II. Beauty of Painting

“Leda and the Swan” next embodies the poem’s “beauty of painting.” When Wen Yiduo commented on poetry, he once said that “poetry has three beauties,” namely musical beauty, architectural beauty, and pictorial beauty. Here, “musical beauty” and “architectural beauty” correspond exactly to the “beauty of form” discussed above, while “pictorial beauty” refers to the construction of imagery.

When it comes to “pictorial beauty,” perhaps quite a few people will not accept what I say here, at least believing that a poem depicting scenes of rape and war has no beauty in its visuals at all. This opinion is of course not wrong; intuitive beauty is also one kind of aesthetic experience—how many people would like someone ugly in appearance? But “pictorial beauty” cannot be equated with “visual beauty” or “imagistic beauty.” The former is considered more from the technical side, while the latter is more a direct experience. Poems that pile up beautiful images abound in all times and places, but those that can withstand the test of time are few and far between. That is to say, if one merely lists and cobbles together a pile of beautiful things without any technique, it often only backfires and brings about “aesthetic fatigue.” On the contrary, a work of art rich in technique and expressive power, even if the object it depicts at first glance is not fit for elegant appreciation, may still become a classic. The grim-faced Laocoön (sculpture), the not-very-beautiful The Last Supper (painting), and the brutal imagery of “Leda and the Swan” (poetry) are all examples.

The pictorial beauty of poetry is nothing more than what is embodied in narrative method and diction. Taking “Leda and the Swan” as an example: the poem begins by seizing attention with “A sudden blow” (a sudden gust rising), then depicts how the girl is “in one step” quickly grabbed by the swan’s huge wings and dark webs and brought under bodily control. But the reader must keep reading until the last line of the first stanza—until the appearance of “He”—to understand that this is a rape of a woman by a man. This vividly expresses the cruelty of the rape. Yeats’s method of arousing reader expectation and delaying satisfaction is still used later. For example, in the first half of the third stanza, while describing broken walls and ruins, burning roofs and towers, it is not until the next line that the Trojan War is subtly indicated through Agamemnon—that is, the consequence remotely drawn out by this rape. The first two stanzas first write the process of the swan raping Leda and Leda gradually accepting it, and then extend from the consequences of this union of god and mortal to the final historical, even philosophical reflection. The narration is smooth and natural, without a trace, truly remarkable.

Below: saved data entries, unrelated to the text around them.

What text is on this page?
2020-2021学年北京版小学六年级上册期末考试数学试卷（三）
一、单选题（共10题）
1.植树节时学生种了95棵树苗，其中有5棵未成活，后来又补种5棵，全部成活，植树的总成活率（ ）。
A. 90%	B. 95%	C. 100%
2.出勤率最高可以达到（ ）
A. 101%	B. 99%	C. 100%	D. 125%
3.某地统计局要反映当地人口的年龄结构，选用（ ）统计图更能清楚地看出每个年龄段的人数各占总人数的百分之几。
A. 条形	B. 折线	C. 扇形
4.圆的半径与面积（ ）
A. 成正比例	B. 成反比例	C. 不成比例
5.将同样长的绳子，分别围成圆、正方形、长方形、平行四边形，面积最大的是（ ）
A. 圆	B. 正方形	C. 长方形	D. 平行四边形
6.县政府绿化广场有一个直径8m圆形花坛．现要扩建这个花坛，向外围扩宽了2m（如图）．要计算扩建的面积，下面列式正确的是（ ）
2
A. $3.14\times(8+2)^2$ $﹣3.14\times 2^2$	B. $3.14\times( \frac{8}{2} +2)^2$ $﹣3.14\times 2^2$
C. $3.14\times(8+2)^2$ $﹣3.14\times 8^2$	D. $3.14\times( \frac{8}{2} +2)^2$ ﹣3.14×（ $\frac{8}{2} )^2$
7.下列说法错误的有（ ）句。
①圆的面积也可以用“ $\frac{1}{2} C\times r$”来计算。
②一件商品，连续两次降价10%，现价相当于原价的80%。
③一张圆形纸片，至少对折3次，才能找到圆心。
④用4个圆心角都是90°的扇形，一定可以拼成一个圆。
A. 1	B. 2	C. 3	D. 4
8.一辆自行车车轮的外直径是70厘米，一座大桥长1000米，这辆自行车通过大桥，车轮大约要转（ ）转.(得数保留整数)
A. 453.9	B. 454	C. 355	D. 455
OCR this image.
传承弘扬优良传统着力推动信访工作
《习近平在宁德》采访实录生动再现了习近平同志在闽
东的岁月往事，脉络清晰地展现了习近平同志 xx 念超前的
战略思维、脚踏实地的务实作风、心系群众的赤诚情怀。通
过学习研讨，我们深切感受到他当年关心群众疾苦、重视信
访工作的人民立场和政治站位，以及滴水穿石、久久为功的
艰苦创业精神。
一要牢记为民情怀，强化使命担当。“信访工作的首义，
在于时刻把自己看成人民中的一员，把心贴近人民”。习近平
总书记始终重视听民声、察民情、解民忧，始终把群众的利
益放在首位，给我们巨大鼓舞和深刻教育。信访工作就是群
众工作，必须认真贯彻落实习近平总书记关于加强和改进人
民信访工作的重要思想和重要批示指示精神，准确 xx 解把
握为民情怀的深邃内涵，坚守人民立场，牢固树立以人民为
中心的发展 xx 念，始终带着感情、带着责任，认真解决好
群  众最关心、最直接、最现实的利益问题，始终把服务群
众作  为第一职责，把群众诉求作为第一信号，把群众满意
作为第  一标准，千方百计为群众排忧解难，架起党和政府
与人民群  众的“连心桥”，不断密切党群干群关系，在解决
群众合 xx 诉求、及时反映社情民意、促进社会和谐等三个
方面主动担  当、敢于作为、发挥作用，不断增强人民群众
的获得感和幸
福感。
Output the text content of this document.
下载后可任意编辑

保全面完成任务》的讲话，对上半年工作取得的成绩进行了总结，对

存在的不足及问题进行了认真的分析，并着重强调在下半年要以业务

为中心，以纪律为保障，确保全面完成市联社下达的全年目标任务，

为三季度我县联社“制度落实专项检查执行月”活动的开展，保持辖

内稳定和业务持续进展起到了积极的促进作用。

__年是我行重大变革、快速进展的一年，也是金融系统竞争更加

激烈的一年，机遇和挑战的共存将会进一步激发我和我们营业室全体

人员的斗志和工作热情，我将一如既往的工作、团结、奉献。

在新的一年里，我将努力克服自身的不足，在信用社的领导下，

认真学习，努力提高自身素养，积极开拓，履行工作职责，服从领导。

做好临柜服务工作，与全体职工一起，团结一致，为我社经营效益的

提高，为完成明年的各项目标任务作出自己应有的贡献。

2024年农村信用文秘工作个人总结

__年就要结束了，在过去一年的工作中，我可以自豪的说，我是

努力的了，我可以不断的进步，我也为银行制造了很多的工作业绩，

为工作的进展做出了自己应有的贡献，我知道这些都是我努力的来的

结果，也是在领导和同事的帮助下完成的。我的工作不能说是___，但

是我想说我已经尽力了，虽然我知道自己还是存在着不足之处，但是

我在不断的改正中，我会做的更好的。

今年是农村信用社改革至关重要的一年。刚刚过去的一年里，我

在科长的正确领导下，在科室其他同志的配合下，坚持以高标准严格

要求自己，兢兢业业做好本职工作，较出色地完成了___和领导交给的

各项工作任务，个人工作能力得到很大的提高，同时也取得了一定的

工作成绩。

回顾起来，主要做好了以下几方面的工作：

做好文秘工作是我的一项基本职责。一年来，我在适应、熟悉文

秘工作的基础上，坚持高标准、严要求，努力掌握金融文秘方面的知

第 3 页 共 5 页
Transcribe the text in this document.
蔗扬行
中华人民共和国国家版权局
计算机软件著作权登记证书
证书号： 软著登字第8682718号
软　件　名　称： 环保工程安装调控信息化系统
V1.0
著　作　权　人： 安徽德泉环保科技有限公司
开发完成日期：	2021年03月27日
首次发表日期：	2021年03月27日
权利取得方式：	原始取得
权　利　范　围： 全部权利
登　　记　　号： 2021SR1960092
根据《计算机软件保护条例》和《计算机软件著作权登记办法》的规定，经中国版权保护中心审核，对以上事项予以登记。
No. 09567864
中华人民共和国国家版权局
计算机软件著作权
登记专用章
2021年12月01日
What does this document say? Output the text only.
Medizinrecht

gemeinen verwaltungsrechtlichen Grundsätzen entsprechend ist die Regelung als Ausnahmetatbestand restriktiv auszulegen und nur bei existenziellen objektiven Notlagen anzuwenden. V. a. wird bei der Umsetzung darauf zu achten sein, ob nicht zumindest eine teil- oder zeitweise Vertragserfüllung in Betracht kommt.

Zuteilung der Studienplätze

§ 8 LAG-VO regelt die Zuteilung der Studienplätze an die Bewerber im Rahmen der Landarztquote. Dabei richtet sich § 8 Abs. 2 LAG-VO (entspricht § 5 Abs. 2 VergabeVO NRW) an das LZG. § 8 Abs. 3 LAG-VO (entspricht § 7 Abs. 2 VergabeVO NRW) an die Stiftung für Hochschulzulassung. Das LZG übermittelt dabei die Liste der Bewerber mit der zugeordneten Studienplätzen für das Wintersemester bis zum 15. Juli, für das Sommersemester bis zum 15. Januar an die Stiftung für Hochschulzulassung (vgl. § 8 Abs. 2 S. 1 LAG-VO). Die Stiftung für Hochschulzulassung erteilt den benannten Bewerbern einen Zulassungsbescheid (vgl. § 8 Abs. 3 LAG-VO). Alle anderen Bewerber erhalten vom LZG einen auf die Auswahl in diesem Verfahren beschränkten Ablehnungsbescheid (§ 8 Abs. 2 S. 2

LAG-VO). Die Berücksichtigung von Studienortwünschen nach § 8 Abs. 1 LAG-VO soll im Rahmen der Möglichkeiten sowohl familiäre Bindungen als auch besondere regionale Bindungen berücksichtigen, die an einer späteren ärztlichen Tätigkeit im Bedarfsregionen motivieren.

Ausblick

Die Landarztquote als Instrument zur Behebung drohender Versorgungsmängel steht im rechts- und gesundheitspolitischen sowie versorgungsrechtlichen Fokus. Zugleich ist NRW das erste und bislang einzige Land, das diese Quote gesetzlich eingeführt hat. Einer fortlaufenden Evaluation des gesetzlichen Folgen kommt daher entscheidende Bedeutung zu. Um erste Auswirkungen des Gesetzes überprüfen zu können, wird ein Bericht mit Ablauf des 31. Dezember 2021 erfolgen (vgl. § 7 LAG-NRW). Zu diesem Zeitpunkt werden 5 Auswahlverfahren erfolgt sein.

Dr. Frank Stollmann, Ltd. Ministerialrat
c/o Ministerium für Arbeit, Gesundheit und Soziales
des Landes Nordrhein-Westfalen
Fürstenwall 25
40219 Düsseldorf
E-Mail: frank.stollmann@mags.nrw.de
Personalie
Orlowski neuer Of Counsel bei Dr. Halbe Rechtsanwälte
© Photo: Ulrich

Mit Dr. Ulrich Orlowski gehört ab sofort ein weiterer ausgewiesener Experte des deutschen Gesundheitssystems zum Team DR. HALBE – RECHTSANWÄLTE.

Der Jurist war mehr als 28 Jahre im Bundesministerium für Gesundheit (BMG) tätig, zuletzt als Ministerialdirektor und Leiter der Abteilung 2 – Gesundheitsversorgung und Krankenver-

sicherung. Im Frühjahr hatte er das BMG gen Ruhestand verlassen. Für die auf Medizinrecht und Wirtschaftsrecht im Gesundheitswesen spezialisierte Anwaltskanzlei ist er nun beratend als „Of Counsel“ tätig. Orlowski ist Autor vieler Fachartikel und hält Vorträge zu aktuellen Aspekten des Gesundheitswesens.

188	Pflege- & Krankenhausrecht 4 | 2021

The poem’s narrative method only shows readers the macro-level picture; to make this picture more refined and vivid, it also needs exquisite diction to support it. “Leda and the Swan” has already achieved the level of “weighing every word and polishing every sentence” in this respect. First, the word choice is accurate and distinct: verbs such as beating, staggering, caressed, caught, holds, push, laid, etc.; nouns such as wings, thighs, webs, nape, breast, etc.; and modifiers such as great, above, helpless, terrified, vague, strange, etc.—all are just right, strongly visual, and able to withstand scrutiny. Second, the ingenious combination of some words creates a distinctive ambiguity, expressing rich connotations. The best example in this regard is “the great wings beating still.” Beating means flapping, while still here can be understood as either “motionless” or “still/yet”; but in any case, both meanings can express the rape image of the swan’s sudden appearance with wings beating, its attack and control of Leda, while the huge wings are still hanging in the air flapping. When Qian Zhongshu discussed how “Li Sao” can mean both “suffering sorrow” and “leaving sorrow,” the polysemy of still here accords with what he called “the poem’s emptiness containing two meanings.” Finally, the borrowing and substitution of images is also a reason for the success of “Leda and the Swan.” Here, borrowing refers to the poem’s borrowing of a story on the same theme from Greek mythology, while substitution is, for instance, using Agamemnon to stand for the Trojan War. This borrowing and substitution are ingenious, serving the conveyance of the poem’s main purpose.

III. Beauty of Implied Meaning

The poem’s beauty of form and beauty of painting can only, in the end, be transformed into “beauty of implied meaning” in order to arouse readers’ resonance and aesthetic experience. “Beauty of implied meaning” may be ideological, or it may not; in any case, it is a kind of subjective experience that can evoke aesthetic feeling, similar to what the formalist aesthetician Clive Bell called “significant form.”

Clive Bell defined this as: “I call these combinations and relations of lines and colors, and these aesthetically moving forms, ‘significant form’; it is that common quality possessed by all works of visual art.” It may not be entirely apt, but the lines and colors here, viewed abstractly, refer to nothing more than a form and the materials and modes of combining materials (“relations”) used to fill the form—this is in fact what was called above the beauty of form and the beauty of painting. Clive Bell also emphasized: “All systems of aesthetics must be based on personal experience; that is to say, they must be subjective.” This is why this article insists that beauty of implied meaning is highly indeterminate.

Simply put, beauty of implied meaning can be summarized as “words are finite, meaning is infinite,” similar to what Tao Yuanming called “wanting to distinguish it, yet already forgetting the words.” From the work itself, “stopping at just the right point” and “meaning beyond words” are two techniques commonly used by “Leda and the Swan” to render implied meaning.

Examples of stopping at just the right point are everywhere: the whole poem is about the swan’s rape of the girl, but in describing the swan, the author uses only a few verbs and nouns; throughout the poem, apart from the title, he does not mention “swan.” And for such a violent rape process, and Leda’s gradual acceptance, the author likewise accomplishes it only through the depiction of a few iconic images—for instance, “loosening thighs”: with just one “loosening,” the later suggestion of Leda’s psychological process of yielding, even accepting the rape, is rendered true and vivid. Even more thought-provoking is the reflection on the later Trojan War. Broken walls and ruins, burning roofs and towers, Agamemnon’s death—just a few lines pull the reader from the union of god and mortal into reflections on sex and war, and the subsequent philosophical meditation.

The climax of the poem’s implied meaning, and its point of eruption, is undoubtedly in the final two lines: “Did she put on his knowledge with his power/Before the indifferent beak could let her drop?” In the process of uniting with Zeus, did Leda, through the god’s omniscience and omnipotence, foresee in advance the complex consequences produced by this union? If not, then after the union, would she possess that omniscient and omnipotent divine power? Would she thereby change history? If so, then why did she still continue to unite with Zeus? What exactly is the trajectory of history? What is Leda’s future choice? On this, the author shows no obvious bias; the answer is open. And this open-ended conclusion further deepens the poem’s philosophical nature and beauty of implied meaning, leaving one with much to ponder.